My two initial attempts at reservations a week beforehand were not successful; the restaurant was booked for both its seatings for the midweek evening that suited the group. There were nine of us, which did not help, a big table at a very popular destination with international renown. I was resigned to just visiting for glass of wine or two sometime during our time there.
I did that with a couple others on our first full day in the area. On lookout for its sign, “Bottega Vini” tucked away on a side street off the marble-laden ritzy retail pedestrian street, Via Mazzini, we finally found it. Thin and festooned in dark wood, and really not much to the ground floor interior but with an feel of comfort bereft of much fanciness much less pretentiousness, we walked in past the glass case of appealing cicchetti, the area’s version of tapas, just inside and gazed up at the chalk boards behind the bar to decide on the first wine of the visit. There were thirty whites, rosés, reds and sparklers plus a bakers’ dozen of Amarones, one from each of the houses that own the restaurant - this is certainly the best spot to sample Amarones. Both an impressive and inviting list of wines by the glass, with neat choices from nearby but also further afield especially from Champagne. The prices were friendly, too, ranging from €5 to €19, though for an Amarone Riserva, most were well under €10 for wines that might be three times as expensive at restaurants and wine bars here.
We started with Bardolino Chiarettos and a Franciacorta Satèn, a rosé from nearby Lake Garda and the lower pressure bottling of that method champagne method wine, and sat down at one of the tables that were empty before the dinner service that begins at 7:00. The couple at the neighboring table were drinking a rich Valpolicella Ripasso, ignoring the temperature that neared ninety with sufficient humidity. It was certainly a good wine. And they turned out to be practiced imbibers, English, saying that they had visited Antica Bottega del Vino on fifteen or so trips to Verona over the past couple of decades, if I heard them correctly. We soon got shooed outside because of the necessary preparations for dinner and found space at one of the few tall tables set out in front. Another round ensued, different, chilled wines to sample. It was a very pleasurable introduction to the place. I could readily understand why we could not get reservations for dinner: there are maybe eighty seats both inside and out on the street just outside its door. Maybe. And it was quite well known to many people who liked wine well beyond Verona.
The restaurant was also a favorite of the owners of the villa, Giorgio and Alessandra, we had rented in the hills of the city.
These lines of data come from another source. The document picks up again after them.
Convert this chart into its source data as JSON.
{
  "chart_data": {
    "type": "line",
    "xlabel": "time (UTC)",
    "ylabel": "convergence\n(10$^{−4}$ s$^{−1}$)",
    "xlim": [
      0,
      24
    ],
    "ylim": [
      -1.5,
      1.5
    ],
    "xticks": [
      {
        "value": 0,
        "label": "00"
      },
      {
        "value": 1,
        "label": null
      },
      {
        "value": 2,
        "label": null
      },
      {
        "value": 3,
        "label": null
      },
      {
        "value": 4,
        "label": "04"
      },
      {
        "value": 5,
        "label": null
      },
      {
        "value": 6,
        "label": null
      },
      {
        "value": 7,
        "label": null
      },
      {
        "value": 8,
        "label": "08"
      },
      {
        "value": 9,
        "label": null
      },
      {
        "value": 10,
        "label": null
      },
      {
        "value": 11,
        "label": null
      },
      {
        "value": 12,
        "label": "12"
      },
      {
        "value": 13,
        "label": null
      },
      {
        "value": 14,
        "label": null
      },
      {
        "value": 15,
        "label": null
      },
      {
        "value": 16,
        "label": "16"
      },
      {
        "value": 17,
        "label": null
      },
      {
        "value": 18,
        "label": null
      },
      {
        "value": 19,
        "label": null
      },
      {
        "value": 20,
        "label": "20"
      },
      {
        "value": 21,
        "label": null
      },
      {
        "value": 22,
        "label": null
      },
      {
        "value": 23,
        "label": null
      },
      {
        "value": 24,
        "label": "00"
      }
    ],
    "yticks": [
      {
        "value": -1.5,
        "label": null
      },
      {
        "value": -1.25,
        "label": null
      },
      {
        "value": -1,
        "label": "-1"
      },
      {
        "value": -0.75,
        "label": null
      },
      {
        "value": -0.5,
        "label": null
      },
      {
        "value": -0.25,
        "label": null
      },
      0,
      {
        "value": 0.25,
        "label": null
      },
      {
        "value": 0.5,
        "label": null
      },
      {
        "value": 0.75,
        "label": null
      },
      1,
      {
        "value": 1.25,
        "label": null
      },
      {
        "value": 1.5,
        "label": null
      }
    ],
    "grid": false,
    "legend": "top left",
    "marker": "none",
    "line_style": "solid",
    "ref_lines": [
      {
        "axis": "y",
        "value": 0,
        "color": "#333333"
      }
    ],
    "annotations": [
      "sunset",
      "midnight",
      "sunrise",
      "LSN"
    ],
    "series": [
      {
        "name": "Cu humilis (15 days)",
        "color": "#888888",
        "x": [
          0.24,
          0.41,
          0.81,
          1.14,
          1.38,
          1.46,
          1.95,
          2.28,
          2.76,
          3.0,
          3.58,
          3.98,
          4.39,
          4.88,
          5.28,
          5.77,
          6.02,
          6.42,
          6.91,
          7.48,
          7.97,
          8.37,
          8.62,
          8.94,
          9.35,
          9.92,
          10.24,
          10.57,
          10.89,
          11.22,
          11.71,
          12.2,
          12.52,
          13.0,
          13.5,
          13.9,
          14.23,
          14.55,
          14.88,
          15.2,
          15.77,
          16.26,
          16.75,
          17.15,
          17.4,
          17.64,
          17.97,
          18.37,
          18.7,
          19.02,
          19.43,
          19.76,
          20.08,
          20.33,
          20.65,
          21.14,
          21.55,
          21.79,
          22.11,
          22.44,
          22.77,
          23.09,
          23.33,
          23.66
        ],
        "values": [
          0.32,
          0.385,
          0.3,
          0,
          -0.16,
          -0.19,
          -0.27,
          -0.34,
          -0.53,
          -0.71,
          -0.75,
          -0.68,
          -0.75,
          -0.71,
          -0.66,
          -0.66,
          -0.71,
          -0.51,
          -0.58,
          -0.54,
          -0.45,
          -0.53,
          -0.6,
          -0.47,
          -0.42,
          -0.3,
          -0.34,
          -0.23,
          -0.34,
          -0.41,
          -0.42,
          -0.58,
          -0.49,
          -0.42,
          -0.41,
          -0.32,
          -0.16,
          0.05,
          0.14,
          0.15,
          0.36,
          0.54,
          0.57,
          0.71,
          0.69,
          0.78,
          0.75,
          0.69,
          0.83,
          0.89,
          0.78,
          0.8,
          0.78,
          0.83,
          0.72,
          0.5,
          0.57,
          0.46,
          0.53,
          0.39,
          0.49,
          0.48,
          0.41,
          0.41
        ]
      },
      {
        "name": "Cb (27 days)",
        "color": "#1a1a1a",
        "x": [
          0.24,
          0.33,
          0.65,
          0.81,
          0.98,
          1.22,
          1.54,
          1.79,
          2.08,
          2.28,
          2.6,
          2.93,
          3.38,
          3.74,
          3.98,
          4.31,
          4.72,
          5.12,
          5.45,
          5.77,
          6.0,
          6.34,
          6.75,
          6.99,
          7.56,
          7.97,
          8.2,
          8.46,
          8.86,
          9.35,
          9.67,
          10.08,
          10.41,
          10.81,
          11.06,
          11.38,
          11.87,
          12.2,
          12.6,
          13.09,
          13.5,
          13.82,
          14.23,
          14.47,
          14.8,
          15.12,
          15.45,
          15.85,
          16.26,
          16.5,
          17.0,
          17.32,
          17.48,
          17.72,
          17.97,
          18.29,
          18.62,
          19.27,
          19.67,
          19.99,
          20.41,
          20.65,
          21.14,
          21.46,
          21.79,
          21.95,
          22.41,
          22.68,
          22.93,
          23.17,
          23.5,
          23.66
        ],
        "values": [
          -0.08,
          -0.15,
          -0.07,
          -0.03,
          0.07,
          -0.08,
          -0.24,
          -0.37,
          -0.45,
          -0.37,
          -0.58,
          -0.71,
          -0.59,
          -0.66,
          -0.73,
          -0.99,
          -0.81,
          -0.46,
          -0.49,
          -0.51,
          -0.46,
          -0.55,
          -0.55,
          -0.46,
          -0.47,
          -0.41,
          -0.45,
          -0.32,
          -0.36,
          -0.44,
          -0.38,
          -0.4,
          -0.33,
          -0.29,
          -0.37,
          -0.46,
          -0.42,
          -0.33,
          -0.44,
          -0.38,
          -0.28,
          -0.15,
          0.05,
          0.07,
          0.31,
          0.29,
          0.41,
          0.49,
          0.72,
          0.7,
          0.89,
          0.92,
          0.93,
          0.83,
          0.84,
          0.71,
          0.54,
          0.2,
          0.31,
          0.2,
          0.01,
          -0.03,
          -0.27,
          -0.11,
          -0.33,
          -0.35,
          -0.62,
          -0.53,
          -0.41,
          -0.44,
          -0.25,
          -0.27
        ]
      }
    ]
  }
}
Fortunately for us, they lived in an adjacent property and had mentioned in one of our first conversations with them there our inability to get a table and they had some strings to possibly pull there. They couldn’t promise anything but would try. Alessandra notified the next day that she was able to get a table for all nine of us at nine that night under her name. It’s good to have connections.
The visit was prefaced by aperitivos at one of the crowded cafés a few blocks away on Piazza Erbe as my friend suggested. The aperitivo is welcome part of near-daily life in Verona and much of northern Italy these days, it seems. Then after one bitter starter, we ambled near the storefronts for Gucci, Burberry, Bottega Veneta and Dolce & Gabbana, we made it to the more humble one for the restaurant.
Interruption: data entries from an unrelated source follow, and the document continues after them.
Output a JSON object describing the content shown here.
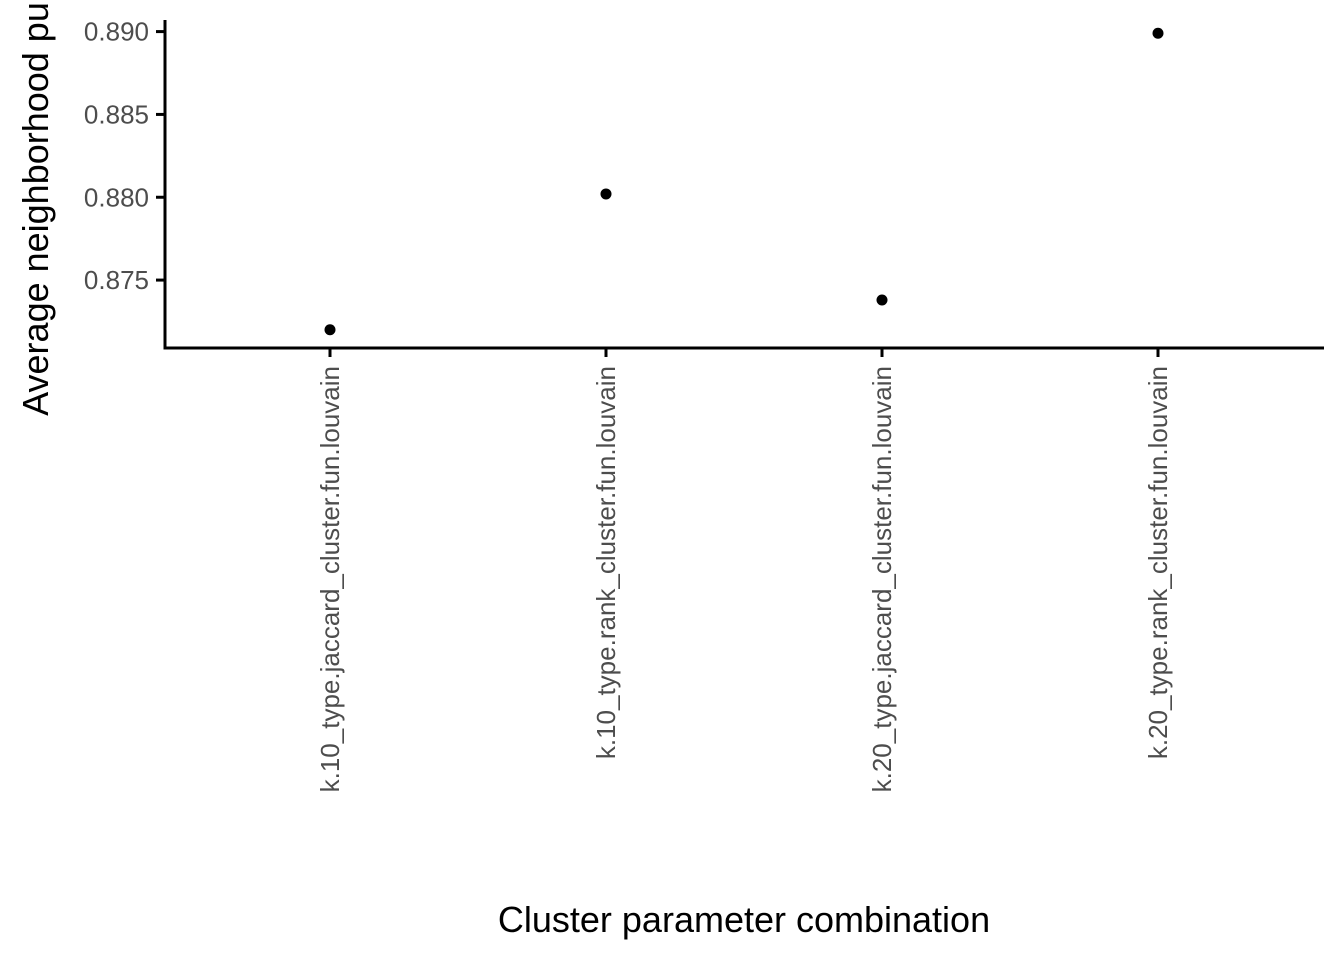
{
  "chart_data": {
    "type": "scatter",
    "title": "",
    "xlabel": "Cluster parameter combination",
    "ylabel": "Average neighborhood purity",
    "categories": [
      "k.10_type.jaccard_cluster.fun.louvain",
      "k.10_type.rank_cluster.fun.louvain",
      "k.20_type.jaccard_cluster.fun.louvain",
      "k.20_type.rank_cluster.fun.louvain"
    ],
    "values": [
      0.872,
      0.8802,
      0.8738,
      0.8899
    ],
    "ylim": [
      0.8709,
      0.8907
    ],
    "yticks": [
      0.875,
      0.88,
      0.885,
      0.89
    ],
    "ytick_labels": [
      "0.875",
      "0.880",
      "0.885",
      "0.890"
    ],
    "grid": false,
    "legend": "none",
    "colors": {
      "point": "#000000",
      "axis": "#000000",
      "tick_text": "#4d4d4d"
    }
  }
}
We were seated at the long table not far from the entrance where we initially were the other night when the place was much emptier, greeted with the first side of The Clash's "Combat Rock" in the air seemingly spun from vinyl. The dinner that night was a lot of fun, one of the highlights of the trip. As we sat down and begin to order, the street in front of the restaurant and small area near the front of the counter began to fill up with a festive crowd, seemingly mostly locals, not too young nor too old. Mostly single, at least for the evening, it seemed. Seated nearby, the indoor dining area is not much, it was a fun environment for a wine-soaked meal.
Antipasto, pasta with truffles as the primo or the house specialty Risotto con Amarone for me next – “Fantastico” was Alessandra’s description – then the meats and finally dessert. We did it up in the indulgent tourist fashion. Plenty of wine, too, of course. It was a joy to thumb through one of the oversized wine lists to try to select the wines, at least once with help from one of its sommeliers. The Pra Otto Soave, Speri Valpolicella Classico, and Torre d’Orti Valpoicella Ripasso Superiore were each very well made, delicious, complementary to their parts of the meal, and very reasonably priced for American customers. I did note again that Vitello alla Milanese gets less desirable the further you travel from the Milan area, as mine was drier and less flavorful than it should have been, hence the need for accompaniments of tomatoes and mayonnaise. No matter, a very enjoyable night. After finish the desserts and rest of wine and digestivos, I seem to remember, we split up to find cabs in different parts of the city center in a still bustling Verona past midnight on a weekday.
Antica Bottega del Vino is a terrific stop for wine whether or not a full dinner is in store. A number of cicchetti can be a great partner to the second glass of wine and can make for a meal in itself. The restaurant, the bar, is worth more than just one visit, in fact. I’m looking forward to a future return.